Après cinquante ans d’indépendance la structure du personnel est toujours typiquement coloniale. Les Congolais ne dirigent rien dans l’exploitation de leur bois et dans la recherche pharmaceutique sur leurs plantes.
Ils n’en reçoivent pas non plus les bénéfices. Dans un rapport de 2004 effectué sur cette même exploitation de la CIB au Congo [4], Greenpeace observe que le pays ne s’est absolument pas développé depuis un demi-siècle, seuls les dirigeants se sont enrichis en bradant les ressources, que le secteur forestier est un secteur très rentable qui préserve un secret jaloux sur ses bénéfices : « Dans un contexte où la transparence reste absente et où la structure réelle des profits des compagnies forestières reste inconnue, la CIB a reçu une quantité importante de financements externes [...] Les bailleurs de fonds investissant actuellement des fonds dans des activités aidant les compagnies forestières à améliorer leurs opérations devraient commander des audits, transparents et indépendants, des structures de coûts et de profits des compagnies forestières opérant dans le bassin du Congo. [Des financements publics] presque exclusivement alloués aux grands exploitants forestiers privés. »
Des constantes durables
Aider les riches est une entreprise philanthropique trop méconnue. La fondation Chirac ne pouvait manquer de venir elle aussi au secours de la communication de la CIB. Elle a financé la radio communautaire Biso na Biso qui permet de diffuser aux populations la bonne parole des exploitants forestiers, à l’égard desquels Chirac a toujours eu une sollicitude particulière. Les habitants de la forêt ne sont pas près de menacer cet ordre centenaire, qui s’est mis au langage à la mode du développement dit durable.

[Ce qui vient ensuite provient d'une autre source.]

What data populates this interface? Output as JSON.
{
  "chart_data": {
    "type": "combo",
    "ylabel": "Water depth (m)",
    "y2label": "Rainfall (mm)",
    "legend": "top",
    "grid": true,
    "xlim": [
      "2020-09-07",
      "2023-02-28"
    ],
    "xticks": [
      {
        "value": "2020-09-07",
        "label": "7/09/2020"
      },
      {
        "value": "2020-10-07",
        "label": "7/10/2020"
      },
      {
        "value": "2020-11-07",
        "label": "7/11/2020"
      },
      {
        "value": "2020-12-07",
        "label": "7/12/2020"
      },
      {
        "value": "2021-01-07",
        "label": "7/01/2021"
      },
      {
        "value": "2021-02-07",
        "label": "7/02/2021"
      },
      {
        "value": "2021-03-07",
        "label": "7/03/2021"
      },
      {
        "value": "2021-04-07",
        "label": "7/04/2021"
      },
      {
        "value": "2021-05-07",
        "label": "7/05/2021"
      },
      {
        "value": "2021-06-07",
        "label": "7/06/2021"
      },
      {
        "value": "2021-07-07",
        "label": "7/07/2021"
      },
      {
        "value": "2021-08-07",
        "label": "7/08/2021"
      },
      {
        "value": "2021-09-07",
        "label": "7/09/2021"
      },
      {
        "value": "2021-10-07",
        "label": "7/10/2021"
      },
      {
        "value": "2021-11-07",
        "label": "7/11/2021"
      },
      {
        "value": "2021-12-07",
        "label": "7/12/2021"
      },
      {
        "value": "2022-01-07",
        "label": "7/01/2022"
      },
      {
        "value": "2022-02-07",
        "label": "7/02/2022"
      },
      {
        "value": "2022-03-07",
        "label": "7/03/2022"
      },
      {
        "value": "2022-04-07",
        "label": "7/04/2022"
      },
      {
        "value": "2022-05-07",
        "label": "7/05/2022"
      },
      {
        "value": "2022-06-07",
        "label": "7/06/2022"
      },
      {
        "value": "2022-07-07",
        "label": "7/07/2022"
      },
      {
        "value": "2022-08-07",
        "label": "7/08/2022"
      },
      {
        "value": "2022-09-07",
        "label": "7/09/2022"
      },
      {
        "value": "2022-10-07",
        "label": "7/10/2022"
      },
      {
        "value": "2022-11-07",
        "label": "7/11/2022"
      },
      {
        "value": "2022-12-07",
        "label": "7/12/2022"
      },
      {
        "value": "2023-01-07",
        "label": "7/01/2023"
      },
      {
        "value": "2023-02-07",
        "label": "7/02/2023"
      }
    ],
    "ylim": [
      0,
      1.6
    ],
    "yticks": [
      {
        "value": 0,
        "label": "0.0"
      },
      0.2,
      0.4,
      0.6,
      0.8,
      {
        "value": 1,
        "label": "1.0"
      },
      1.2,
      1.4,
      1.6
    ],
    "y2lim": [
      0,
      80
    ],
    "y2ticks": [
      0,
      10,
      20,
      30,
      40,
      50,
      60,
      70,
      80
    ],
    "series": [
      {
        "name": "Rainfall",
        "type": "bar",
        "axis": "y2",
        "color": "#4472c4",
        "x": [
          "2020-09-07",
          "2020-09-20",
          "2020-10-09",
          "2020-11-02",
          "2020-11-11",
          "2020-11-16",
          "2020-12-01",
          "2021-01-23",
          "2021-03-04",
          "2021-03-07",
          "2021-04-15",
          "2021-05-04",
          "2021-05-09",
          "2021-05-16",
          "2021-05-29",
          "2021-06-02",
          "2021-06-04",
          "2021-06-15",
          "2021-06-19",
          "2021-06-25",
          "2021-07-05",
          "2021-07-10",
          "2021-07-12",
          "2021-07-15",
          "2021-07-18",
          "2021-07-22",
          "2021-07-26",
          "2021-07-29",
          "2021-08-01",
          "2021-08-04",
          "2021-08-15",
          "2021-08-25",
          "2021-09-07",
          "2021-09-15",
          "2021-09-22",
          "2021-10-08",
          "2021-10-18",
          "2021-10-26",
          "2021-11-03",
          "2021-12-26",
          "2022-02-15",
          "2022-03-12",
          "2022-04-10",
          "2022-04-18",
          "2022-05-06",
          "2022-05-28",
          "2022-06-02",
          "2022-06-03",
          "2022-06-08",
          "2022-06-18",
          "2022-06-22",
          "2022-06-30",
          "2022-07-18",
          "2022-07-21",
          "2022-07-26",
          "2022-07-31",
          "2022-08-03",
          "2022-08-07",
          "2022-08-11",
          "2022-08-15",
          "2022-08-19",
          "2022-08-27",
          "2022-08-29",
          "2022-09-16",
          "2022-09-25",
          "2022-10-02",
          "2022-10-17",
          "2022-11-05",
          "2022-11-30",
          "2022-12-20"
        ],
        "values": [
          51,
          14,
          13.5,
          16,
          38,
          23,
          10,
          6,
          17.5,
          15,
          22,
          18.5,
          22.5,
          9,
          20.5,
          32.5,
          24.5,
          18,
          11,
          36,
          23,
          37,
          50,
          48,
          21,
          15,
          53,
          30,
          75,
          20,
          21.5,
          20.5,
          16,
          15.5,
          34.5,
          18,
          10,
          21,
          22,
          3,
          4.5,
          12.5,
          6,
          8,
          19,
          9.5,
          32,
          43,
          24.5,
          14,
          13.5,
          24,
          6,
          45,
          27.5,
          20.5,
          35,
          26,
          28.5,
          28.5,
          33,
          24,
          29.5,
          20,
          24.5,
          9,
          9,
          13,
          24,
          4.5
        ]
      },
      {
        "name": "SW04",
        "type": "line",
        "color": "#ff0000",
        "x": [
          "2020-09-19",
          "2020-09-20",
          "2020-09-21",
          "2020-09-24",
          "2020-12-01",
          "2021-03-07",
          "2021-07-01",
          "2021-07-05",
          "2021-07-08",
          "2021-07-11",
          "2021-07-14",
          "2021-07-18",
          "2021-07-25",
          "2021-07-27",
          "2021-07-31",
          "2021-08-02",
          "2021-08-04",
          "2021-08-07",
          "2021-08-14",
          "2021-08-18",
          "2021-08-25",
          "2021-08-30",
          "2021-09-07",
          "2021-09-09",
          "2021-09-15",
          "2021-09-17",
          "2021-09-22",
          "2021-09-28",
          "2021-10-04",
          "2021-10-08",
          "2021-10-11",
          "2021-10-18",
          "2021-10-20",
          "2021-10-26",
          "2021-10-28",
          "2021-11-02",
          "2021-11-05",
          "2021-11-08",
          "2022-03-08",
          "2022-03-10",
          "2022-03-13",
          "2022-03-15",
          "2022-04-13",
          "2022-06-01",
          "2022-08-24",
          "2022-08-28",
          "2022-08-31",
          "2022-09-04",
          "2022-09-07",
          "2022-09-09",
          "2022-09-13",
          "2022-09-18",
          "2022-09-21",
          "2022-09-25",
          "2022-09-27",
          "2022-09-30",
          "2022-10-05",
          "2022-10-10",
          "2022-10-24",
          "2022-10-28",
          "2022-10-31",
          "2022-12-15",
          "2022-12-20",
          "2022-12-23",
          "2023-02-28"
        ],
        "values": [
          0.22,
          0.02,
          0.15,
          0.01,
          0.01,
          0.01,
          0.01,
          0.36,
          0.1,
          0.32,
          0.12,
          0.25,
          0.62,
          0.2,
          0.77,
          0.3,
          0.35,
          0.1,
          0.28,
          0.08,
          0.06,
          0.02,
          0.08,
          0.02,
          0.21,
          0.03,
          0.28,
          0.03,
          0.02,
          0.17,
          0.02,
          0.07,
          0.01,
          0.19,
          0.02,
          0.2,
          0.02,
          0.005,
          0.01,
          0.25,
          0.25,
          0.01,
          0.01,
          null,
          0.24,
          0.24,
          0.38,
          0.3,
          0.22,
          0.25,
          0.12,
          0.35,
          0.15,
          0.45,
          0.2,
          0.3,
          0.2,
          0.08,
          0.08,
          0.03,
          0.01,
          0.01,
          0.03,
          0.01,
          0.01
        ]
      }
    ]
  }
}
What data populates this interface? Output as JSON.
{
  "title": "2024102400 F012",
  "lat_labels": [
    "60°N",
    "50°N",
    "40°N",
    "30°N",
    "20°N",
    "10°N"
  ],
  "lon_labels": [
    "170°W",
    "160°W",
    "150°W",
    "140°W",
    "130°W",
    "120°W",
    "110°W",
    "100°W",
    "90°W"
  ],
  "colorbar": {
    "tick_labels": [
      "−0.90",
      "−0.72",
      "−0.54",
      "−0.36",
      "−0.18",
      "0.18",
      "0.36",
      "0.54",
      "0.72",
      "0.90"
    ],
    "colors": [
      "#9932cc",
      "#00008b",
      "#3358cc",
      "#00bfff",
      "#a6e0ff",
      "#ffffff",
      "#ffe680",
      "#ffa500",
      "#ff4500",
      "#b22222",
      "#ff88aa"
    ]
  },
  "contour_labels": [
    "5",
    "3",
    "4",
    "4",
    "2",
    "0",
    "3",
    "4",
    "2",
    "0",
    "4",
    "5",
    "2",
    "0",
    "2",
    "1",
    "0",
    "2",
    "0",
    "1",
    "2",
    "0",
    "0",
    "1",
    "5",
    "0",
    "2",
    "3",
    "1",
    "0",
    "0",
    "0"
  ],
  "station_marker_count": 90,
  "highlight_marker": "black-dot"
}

Mais il y a des constantes, tout aussi durables. Par exemple le regard porté sur la communauté des pygmées Baaka par Fred, l’un des animateurs de l’émission de France 3, vaut son pesant de Sapelli : « Ils n’ont d’ailleurs pas la notion du temps [...] Qu’est-ce qu’ils sont habiles en plus ! Ils marchent pieds nus tout le temps, voient des choses que nous on ne peut absolument pas voir et montent aux arbres avec facilité. Tout leur paraît simple, ils connaissent la forêt sur le bout des doigts, c’est très surprenant. ». Quelle surprise en effet, ils n’ont même pas attendu qu’on vienne les instruire sur l’intérêt du bois !
Du bonheur de manier la tronçonneuse
Mais il faudra bien pourtant leur apprendre à se passer de leur forêt. Fred insiste : « Il y a une chose qui est essentielle et qu’il faut dire, parce que j’ai l’impression que les gens ont du mal à comprendre ça, il est important d’exploiter cette forêt parce c’est la deuxième ressource pour les populations du pays après le pétrole. Les discours qui consistent à dire “il faut mettre cette forêt sous cloche”, tenu par des gens qui vivent richement dans nos pays occidentaux, sont totalement déplacés et manquent de respect pour ces populations ». C’est vrai enfin, priver les Congolais du bonheur de manier la tronçonneuse et conduire des grumiers pour un salaire mirifique qui doit bien atteindre les 80 euros mensuels, c’est manquer de reconnaissance pour les malheureux dirigeants et actionnaires qui se dévouent en touchant leurs pauvres rémunérations et dividendes.